Enforcing MPI progress thread when overlapping communication and computation

nitin_malapally · ‎08-14-2022

I've implemented Cannon's algorithm which performs distributed memory tensor-matrix multiplication. During this, I thought it would be clever to hide communication latencies by overlapping computation and communication.

Now I started micro-benchmarking the components i.e. the communication, the computation and the overlapped communication and computation, and something funny has come out of it. The overlapped operation is taking 2.1 times as long as the longest time taking operation of the two. Only sending a single message took 521639 us, only computing on the (same sized) data took 340435 us but the act of overlapping them took 1111500 us.

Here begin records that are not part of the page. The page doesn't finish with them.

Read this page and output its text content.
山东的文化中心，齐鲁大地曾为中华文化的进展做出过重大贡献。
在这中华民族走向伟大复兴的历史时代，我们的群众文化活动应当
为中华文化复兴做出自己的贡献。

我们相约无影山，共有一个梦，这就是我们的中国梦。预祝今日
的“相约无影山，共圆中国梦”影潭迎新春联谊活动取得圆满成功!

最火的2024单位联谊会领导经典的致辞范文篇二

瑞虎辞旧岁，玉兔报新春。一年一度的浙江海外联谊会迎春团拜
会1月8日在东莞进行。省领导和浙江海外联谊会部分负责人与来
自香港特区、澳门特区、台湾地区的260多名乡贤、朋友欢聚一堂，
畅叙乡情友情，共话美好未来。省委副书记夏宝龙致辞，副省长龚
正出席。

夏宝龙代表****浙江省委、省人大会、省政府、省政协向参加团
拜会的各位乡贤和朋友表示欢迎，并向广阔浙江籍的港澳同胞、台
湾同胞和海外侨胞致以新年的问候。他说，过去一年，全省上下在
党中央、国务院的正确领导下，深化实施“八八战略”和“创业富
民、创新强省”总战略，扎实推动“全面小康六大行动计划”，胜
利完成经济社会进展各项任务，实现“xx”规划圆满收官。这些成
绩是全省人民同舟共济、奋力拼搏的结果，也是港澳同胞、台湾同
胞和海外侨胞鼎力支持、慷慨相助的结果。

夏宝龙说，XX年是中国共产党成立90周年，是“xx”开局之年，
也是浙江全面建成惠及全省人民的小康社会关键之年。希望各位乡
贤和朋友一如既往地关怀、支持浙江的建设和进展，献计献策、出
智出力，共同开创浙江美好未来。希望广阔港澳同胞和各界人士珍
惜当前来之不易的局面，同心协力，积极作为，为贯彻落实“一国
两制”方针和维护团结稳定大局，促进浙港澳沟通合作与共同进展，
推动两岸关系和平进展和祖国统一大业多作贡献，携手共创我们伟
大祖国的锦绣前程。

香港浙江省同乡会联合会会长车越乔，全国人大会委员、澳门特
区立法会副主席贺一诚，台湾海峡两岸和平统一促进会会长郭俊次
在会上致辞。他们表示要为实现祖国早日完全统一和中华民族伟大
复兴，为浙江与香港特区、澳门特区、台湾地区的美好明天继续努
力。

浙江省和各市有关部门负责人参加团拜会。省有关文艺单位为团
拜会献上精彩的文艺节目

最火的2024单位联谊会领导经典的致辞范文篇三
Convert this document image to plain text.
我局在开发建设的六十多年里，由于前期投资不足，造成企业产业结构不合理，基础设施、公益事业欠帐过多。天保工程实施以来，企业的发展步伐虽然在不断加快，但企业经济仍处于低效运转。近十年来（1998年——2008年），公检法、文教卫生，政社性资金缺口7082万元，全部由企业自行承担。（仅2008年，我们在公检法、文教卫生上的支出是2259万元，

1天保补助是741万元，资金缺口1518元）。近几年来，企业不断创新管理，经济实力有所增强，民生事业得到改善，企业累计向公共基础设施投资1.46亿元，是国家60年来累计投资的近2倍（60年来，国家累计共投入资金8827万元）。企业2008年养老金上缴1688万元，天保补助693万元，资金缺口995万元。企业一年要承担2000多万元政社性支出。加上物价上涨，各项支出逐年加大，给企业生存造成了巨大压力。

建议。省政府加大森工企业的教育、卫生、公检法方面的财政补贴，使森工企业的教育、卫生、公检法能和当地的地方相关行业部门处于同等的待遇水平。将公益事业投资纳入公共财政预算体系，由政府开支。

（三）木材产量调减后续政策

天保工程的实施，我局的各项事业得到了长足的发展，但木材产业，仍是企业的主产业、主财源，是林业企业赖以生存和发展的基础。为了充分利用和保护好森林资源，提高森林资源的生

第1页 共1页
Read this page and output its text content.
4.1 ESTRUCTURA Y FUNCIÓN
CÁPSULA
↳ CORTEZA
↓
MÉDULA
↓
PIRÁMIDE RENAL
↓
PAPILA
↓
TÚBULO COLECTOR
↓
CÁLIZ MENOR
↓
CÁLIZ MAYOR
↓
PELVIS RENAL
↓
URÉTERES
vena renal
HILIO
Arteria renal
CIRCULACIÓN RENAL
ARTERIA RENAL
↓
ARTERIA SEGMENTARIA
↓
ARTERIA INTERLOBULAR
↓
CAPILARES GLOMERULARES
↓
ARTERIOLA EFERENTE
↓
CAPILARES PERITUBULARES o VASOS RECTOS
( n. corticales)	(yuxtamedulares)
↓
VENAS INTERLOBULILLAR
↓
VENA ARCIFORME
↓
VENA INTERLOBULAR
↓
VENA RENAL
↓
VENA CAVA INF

After numerous test-runs involving independent data buffers, changing the order of the operations in the overlap and even serializing the overlap, I have come to the conclusion that the problem is being caused by MPI's progression.

The following is the desired behaviour:

only the thread identified by COMM_THREAD handles the communication and
all the other threads perform the computation.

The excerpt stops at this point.